C’est donc complètement affolée et ignorante de ce qui allait lui advenir qu’elle fut arrêtée, menottée, amenée au Commissariat le plus proche, interrogée par deux inspecteurs, puis par le procureur du district, et enfin transférée au NYPD Central Booking, pour la prise d’empreintes et les photos anthropométriques.

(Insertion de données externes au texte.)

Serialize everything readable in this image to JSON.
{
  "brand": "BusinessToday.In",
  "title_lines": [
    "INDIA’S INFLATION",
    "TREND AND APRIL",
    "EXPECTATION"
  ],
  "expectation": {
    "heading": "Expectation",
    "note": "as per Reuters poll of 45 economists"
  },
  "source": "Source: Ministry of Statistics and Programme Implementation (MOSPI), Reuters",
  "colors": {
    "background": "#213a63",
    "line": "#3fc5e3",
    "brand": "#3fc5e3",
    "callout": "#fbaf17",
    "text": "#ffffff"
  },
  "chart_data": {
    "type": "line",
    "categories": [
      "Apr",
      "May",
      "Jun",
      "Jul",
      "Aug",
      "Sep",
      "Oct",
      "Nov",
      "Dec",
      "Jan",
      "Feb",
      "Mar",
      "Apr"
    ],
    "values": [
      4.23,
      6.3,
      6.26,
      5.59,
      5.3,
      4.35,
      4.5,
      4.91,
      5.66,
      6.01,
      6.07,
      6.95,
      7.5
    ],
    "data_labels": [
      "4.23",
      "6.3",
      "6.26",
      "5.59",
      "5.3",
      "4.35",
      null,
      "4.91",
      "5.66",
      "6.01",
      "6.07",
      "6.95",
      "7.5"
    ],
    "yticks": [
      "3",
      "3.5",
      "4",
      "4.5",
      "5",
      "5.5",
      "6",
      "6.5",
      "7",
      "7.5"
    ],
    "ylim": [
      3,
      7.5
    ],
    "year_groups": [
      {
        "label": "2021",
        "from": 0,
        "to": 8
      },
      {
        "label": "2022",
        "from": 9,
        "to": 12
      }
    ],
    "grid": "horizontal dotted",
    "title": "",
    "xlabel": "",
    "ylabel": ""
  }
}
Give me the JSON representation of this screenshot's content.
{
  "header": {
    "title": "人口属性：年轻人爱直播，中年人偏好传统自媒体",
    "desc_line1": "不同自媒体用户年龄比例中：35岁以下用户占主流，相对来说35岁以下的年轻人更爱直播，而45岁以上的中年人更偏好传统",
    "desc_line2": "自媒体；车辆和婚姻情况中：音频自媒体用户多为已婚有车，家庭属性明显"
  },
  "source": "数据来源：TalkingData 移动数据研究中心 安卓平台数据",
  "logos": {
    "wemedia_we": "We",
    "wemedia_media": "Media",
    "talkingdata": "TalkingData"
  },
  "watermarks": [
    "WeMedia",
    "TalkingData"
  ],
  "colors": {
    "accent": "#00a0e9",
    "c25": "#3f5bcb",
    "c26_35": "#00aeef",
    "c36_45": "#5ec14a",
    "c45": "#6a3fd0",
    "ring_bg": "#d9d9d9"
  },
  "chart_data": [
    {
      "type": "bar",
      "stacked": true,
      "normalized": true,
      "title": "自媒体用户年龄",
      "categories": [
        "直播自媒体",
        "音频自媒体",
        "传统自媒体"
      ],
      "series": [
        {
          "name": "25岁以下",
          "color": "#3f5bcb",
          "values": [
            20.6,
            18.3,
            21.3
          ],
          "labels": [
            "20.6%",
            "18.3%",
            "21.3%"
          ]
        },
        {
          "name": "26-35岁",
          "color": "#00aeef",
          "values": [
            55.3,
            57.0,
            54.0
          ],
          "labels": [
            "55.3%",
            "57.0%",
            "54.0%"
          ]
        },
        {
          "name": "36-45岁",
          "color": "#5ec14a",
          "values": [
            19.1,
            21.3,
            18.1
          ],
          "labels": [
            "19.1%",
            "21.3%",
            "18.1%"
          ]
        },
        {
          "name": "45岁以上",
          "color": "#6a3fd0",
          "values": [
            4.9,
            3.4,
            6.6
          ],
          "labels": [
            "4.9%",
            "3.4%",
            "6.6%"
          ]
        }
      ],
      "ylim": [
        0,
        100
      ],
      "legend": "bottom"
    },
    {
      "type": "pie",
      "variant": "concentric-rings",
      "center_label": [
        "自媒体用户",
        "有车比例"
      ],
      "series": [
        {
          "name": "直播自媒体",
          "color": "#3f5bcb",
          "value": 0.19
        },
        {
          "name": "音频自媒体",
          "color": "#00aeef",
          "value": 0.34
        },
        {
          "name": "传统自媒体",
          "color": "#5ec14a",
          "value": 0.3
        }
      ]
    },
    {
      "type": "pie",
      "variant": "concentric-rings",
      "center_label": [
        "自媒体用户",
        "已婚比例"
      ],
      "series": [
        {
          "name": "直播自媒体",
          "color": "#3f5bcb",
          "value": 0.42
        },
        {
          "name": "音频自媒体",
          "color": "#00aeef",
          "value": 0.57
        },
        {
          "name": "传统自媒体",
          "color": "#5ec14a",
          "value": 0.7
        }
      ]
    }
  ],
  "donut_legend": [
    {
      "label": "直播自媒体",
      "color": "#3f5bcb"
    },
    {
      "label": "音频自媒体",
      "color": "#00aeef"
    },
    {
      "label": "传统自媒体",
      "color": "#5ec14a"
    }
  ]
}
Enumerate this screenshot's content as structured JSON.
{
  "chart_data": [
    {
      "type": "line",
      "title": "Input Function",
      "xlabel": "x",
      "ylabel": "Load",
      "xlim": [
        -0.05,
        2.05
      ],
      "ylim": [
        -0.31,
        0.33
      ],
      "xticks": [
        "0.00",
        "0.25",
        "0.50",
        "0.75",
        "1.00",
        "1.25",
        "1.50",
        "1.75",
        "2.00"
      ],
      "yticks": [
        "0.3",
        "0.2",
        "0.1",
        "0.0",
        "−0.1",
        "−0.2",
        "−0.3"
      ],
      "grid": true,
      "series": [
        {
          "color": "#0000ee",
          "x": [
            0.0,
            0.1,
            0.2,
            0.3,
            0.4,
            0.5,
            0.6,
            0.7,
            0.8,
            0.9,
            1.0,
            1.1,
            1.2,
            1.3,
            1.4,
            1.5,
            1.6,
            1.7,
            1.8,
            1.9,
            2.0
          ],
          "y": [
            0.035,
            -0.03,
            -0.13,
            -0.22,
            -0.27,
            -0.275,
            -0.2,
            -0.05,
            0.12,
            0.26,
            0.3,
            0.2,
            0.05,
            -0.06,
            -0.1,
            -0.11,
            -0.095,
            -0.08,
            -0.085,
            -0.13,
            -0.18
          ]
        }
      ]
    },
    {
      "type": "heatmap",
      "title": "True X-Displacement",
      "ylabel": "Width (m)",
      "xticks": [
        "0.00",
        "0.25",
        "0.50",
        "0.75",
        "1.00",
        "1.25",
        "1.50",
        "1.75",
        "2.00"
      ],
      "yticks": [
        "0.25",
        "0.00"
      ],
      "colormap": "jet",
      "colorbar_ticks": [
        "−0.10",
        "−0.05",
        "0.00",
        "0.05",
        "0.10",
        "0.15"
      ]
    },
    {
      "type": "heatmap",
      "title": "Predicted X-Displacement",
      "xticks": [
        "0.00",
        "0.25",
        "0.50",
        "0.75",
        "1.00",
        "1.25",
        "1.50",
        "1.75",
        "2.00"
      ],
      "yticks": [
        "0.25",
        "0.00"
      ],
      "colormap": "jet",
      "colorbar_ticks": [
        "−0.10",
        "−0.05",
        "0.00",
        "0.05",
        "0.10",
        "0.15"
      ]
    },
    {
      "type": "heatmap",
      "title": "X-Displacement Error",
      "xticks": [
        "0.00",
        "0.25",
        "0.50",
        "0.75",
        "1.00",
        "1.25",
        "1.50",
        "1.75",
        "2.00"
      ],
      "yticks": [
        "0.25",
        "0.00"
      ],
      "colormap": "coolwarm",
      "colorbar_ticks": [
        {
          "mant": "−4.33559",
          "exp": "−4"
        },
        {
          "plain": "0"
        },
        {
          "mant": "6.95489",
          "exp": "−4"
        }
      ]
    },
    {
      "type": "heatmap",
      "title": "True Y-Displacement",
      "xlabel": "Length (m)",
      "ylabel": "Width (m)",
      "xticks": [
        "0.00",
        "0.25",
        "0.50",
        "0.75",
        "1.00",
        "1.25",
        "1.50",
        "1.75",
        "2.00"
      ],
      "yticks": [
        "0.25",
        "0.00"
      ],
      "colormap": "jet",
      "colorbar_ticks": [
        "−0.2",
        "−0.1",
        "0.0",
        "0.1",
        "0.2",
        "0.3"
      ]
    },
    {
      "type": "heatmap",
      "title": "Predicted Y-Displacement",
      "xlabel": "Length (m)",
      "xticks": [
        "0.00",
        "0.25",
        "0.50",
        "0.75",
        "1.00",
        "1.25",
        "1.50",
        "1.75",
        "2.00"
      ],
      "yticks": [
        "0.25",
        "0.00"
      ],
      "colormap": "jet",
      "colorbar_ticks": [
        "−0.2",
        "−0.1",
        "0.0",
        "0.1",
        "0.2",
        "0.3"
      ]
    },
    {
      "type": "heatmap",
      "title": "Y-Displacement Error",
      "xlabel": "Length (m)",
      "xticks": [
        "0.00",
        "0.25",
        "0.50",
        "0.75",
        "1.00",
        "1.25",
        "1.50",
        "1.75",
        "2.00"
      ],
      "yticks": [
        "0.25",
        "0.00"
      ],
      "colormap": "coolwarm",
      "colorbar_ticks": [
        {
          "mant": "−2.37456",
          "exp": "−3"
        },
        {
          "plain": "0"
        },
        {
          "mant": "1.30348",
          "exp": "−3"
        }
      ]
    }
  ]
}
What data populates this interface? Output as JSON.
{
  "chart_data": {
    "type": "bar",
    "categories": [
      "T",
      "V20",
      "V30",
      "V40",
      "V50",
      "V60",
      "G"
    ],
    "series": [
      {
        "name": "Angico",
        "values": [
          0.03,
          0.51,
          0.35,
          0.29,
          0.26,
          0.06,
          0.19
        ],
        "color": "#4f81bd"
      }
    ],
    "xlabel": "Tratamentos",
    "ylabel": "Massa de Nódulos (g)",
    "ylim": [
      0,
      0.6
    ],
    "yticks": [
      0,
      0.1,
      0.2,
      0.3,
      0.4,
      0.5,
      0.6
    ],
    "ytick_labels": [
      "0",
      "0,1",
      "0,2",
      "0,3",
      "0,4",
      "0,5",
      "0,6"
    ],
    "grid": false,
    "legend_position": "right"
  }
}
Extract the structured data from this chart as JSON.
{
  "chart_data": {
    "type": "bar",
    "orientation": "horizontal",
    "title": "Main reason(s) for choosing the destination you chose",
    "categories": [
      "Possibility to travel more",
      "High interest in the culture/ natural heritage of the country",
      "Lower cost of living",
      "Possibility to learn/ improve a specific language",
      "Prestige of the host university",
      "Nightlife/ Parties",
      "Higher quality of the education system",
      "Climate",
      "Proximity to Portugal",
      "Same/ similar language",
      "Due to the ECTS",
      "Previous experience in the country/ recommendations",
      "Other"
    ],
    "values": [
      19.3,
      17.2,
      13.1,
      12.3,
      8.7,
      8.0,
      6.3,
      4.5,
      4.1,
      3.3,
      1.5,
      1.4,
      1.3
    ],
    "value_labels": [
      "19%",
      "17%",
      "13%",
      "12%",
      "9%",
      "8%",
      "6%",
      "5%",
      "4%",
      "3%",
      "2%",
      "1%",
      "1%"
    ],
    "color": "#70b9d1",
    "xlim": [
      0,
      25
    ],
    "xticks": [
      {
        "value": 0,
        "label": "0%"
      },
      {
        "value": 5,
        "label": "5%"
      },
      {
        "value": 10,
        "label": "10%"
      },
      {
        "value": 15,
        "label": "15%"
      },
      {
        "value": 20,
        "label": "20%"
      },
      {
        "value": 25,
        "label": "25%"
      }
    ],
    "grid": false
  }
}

Quatre heures s’étaient écoulées depuis son arrestation. Juste avant qu’on la lui retire, ainsi que sa ceinture, sa montre indiquait trois heures et demie du matin.

Elle n’était plus que le matricule 33-455, pris dans l’engrenage d’une machine infernale.

À l’issue de ce cérémonial, conduit par un flic écrasé par la chaleur ambiante, qui bâillait et s’épongeait le front toutes les trois minutes avec un mouchoir d’une noirceur inquiétante, elle fut mise en cellule.

C’était un espace rectangulaire de trois mètres sur deux, tout au plus, carrelé de blanc du sol au plafond, éclairé en permanence par une rampe lumineuse aveuglante, fermé par une porte grillagée, équipé d’un WC, d’un lavabo, ébréchés et sales, et d’un bat-flanc en béton de soixante centimètres de large, intégré au mur.

À ce stade, Ratih avait droit à trois appels téléphoniques. Hélas, il lui restait tout juste assez de monnaie pour appeler Garin depuis le téléphone à pièces accroché dans le couloir.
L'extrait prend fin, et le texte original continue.